Lorsqu'elle arriva, elle avait imprimé notre dossier dans son intégralité. Il totalisait une dizaine de pages, dont une entière dédiée à la bibliographie. J'y jetai un œil distrait, l'esprit ailleurs.

— J'espère que nous aurons une bonne note.

— Il n'y a aucune raison que nous n'en ayons pas.

Notre projet, bien que mené en compagnie d'une animosité tenace, avait doucement pris forme, jusqu'à devenir d'une qualité irréfutable. Nous avions développé une réflexion profonde sur les relations à l'époque victorienne, sur les personnes qui les entretenaient autant que sur la société en elle-même. Du reste, nous avions intégré des références littéraires et artistiques sur lesquelles nous nous étions sérieusement penchés. Vraiment, je ne craignais définitivement pas notre résultat final.

— Tu sais, dis-je à Annabelle en réorganisant les feuilles, Viktor était inquiet pour toi la semaine dernière. Victoire aussi d'ailleurs.

— Je sais. En tout cas, Viktor m'en a parlé.

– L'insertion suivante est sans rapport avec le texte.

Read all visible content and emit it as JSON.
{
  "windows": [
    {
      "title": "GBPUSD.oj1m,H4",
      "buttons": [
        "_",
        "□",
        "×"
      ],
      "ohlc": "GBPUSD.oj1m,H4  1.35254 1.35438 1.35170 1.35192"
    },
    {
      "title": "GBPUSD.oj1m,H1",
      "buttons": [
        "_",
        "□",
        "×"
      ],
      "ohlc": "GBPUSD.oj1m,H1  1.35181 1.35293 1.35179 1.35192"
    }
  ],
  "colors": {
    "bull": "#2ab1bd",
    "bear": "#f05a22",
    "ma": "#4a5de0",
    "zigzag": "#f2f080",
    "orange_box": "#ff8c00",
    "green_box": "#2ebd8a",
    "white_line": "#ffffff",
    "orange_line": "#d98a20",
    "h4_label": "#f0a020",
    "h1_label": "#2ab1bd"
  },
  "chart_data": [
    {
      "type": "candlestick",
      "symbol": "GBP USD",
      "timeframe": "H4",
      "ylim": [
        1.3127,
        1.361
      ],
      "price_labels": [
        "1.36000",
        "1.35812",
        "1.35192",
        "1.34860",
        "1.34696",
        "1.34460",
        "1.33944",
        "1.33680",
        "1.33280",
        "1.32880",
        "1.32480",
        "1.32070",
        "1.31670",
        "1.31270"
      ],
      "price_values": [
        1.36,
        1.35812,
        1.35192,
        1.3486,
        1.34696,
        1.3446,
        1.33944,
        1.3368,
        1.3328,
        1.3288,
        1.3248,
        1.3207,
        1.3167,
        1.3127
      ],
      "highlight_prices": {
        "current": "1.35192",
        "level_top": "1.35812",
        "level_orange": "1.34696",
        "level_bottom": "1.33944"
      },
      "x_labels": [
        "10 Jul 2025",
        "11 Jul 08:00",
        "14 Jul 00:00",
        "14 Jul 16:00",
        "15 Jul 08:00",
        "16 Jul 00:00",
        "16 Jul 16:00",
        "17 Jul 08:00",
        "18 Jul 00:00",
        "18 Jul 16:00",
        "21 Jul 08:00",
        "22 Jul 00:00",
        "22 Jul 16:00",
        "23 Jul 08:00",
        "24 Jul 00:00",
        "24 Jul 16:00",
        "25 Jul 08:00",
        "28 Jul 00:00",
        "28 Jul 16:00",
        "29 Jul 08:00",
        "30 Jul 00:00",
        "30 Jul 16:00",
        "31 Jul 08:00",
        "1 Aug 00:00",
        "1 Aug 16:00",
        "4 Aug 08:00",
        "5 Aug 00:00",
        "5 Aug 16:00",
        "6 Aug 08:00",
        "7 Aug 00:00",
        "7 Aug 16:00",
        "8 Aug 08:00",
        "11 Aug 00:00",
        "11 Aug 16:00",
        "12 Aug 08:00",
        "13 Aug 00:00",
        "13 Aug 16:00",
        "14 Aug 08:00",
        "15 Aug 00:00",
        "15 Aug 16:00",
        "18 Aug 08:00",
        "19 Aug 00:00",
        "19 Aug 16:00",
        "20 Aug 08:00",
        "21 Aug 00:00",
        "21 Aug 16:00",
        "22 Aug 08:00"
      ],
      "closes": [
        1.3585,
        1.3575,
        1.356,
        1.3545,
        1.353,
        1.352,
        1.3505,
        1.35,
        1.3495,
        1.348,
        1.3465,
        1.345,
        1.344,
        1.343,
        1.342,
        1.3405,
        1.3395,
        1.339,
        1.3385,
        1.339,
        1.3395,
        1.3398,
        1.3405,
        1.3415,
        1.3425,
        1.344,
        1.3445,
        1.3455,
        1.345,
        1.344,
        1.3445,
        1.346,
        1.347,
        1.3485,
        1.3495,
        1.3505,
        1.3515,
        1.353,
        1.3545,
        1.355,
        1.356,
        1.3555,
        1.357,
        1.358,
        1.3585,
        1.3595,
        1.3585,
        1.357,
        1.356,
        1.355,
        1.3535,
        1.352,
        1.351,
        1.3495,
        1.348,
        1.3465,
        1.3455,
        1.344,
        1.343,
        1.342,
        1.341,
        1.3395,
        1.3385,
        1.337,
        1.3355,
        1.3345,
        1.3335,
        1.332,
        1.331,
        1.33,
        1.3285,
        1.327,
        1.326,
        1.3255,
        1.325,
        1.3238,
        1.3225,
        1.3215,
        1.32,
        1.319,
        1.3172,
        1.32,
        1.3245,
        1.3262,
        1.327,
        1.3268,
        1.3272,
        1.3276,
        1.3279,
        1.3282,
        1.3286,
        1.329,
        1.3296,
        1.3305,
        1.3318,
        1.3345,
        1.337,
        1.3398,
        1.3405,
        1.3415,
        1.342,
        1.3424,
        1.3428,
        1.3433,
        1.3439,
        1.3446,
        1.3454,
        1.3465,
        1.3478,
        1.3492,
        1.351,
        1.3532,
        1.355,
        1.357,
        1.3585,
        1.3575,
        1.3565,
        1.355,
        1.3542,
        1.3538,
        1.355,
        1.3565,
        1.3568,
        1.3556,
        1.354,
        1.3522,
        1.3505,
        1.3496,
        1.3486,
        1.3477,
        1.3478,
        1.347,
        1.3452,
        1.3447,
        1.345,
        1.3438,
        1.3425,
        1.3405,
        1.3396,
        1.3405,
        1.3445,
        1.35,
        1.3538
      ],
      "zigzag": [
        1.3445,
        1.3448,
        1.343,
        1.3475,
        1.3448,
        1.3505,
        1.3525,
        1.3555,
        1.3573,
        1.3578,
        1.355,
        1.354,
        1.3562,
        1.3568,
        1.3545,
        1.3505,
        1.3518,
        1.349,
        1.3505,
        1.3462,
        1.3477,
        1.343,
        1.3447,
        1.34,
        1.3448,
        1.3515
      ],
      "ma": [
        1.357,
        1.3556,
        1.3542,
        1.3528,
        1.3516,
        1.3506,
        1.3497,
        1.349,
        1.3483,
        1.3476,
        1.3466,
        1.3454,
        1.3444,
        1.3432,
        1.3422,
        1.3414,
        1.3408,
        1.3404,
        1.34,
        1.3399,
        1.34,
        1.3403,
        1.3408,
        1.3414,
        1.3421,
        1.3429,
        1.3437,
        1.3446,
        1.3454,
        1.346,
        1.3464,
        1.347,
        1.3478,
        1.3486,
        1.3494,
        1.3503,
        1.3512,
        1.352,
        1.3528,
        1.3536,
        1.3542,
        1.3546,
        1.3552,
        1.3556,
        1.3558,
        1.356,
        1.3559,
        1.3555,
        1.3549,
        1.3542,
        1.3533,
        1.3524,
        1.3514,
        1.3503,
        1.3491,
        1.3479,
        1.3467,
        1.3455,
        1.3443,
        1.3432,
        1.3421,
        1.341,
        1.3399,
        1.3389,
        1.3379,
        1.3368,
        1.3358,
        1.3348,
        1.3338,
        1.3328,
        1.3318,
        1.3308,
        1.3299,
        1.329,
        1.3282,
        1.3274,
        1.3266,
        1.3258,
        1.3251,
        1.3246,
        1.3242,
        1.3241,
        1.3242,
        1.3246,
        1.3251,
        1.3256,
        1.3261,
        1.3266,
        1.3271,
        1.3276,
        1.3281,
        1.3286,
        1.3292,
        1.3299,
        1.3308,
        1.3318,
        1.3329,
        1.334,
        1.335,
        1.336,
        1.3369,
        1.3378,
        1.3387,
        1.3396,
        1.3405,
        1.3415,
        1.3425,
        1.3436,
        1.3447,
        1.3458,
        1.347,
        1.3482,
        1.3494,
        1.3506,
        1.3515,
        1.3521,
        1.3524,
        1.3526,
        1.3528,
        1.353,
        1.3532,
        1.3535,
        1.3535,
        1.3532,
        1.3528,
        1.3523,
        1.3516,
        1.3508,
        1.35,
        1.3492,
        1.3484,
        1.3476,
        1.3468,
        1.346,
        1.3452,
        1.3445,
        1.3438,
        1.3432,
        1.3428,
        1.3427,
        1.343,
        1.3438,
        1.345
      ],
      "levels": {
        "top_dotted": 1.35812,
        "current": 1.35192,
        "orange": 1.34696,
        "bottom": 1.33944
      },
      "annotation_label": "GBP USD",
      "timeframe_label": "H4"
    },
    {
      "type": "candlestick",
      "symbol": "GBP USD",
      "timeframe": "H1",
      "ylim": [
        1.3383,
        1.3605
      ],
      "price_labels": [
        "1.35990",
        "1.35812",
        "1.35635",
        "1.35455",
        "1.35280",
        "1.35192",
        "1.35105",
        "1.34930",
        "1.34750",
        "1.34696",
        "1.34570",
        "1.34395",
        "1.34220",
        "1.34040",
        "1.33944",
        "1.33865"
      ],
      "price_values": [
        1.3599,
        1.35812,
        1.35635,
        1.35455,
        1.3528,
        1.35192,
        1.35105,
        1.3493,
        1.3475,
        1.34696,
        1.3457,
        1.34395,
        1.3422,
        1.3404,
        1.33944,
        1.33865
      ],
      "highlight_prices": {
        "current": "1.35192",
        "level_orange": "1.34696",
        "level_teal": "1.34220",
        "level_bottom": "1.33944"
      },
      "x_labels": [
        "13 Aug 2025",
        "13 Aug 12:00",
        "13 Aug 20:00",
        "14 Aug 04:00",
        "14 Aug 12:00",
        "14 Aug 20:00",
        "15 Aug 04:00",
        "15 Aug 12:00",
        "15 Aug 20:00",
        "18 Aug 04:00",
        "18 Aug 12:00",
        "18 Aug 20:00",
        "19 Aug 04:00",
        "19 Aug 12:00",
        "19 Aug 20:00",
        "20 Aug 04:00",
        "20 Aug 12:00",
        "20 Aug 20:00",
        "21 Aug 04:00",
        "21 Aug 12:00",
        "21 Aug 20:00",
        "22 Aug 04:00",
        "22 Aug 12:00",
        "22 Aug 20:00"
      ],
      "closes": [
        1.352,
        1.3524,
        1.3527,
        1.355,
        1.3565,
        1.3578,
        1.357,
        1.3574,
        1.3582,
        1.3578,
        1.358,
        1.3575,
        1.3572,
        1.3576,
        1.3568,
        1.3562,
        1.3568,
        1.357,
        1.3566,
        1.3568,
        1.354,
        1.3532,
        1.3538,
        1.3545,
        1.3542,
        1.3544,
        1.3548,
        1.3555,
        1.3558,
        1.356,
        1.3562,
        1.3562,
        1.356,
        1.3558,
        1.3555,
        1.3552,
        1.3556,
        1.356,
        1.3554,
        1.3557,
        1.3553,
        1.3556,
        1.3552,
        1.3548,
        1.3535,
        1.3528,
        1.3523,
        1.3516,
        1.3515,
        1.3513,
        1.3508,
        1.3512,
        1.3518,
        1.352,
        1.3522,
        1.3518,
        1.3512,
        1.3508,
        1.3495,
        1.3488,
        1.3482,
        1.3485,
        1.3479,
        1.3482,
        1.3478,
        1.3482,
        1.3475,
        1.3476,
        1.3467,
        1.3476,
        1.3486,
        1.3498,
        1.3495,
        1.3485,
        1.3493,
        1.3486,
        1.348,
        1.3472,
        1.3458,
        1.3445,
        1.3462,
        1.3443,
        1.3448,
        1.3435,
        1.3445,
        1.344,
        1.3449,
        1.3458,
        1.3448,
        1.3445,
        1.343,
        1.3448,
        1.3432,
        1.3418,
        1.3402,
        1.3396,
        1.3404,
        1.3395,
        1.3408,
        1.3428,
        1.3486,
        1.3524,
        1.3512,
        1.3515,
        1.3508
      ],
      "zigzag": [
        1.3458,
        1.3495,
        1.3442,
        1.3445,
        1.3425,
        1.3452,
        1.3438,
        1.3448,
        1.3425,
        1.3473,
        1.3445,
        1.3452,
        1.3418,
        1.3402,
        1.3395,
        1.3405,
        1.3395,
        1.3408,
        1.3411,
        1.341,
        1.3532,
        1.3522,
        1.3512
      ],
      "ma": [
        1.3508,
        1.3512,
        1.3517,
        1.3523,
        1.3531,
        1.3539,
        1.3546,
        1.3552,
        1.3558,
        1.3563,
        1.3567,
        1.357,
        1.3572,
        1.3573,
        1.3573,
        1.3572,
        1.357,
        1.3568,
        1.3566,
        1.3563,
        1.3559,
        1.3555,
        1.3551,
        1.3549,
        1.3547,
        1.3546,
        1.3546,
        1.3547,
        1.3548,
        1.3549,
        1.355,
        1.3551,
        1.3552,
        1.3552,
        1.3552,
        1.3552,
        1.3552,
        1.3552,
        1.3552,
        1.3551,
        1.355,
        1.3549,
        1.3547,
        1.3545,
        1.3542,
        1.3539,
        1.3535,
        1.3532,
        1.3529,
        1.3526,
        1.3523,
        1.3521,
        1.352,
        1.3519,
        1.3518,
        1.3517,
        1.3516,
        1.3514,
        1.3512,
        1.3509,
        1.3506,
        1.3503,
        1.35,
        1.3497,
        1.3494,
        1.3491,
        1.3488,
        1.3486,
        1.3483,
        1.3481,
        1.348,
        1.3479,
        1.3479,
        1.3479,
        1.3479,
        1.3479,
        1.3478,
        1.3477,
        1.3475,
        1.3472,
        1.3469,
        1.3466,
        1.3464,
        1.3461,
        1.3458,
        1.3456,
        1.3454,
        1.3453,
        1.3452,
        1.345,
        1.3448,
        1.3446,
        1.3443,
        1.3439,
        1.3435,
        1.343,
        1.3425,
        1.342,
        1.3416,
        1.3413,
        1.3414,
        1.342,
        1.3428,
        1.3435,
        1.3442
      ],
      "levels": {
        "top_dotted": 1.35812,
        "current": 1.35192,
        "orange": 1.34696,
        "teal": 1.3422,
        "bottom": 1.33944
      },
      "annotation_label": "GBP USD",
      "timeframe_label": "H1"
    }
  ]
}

Annabelle se triturait nerveusement les doigts. Ce jour-là, elle portait un pull lavande qui la faisait passer pour une boule de coton. Ses cheveux tressés derrière sa tête renforçaient encore cette douce candeur.

— Je n'avais jamais raconté ça à personne. Tu es la première, m'avoua-t-elle d'une petite voix.

L'idée qu'elle ait porté seule un tel fardeau m'enserrait le cœur. Aucun de ses amis n'en avait rien su, pas plus que sa famille. Fatalement, elle n'avait jamais suivi de thérapie, jamais pu entreprendre un chemin vers la guérison. Elle avait seulement enfoui cet évènement au plus profond d'elle-même sans jamais oser en faire mention.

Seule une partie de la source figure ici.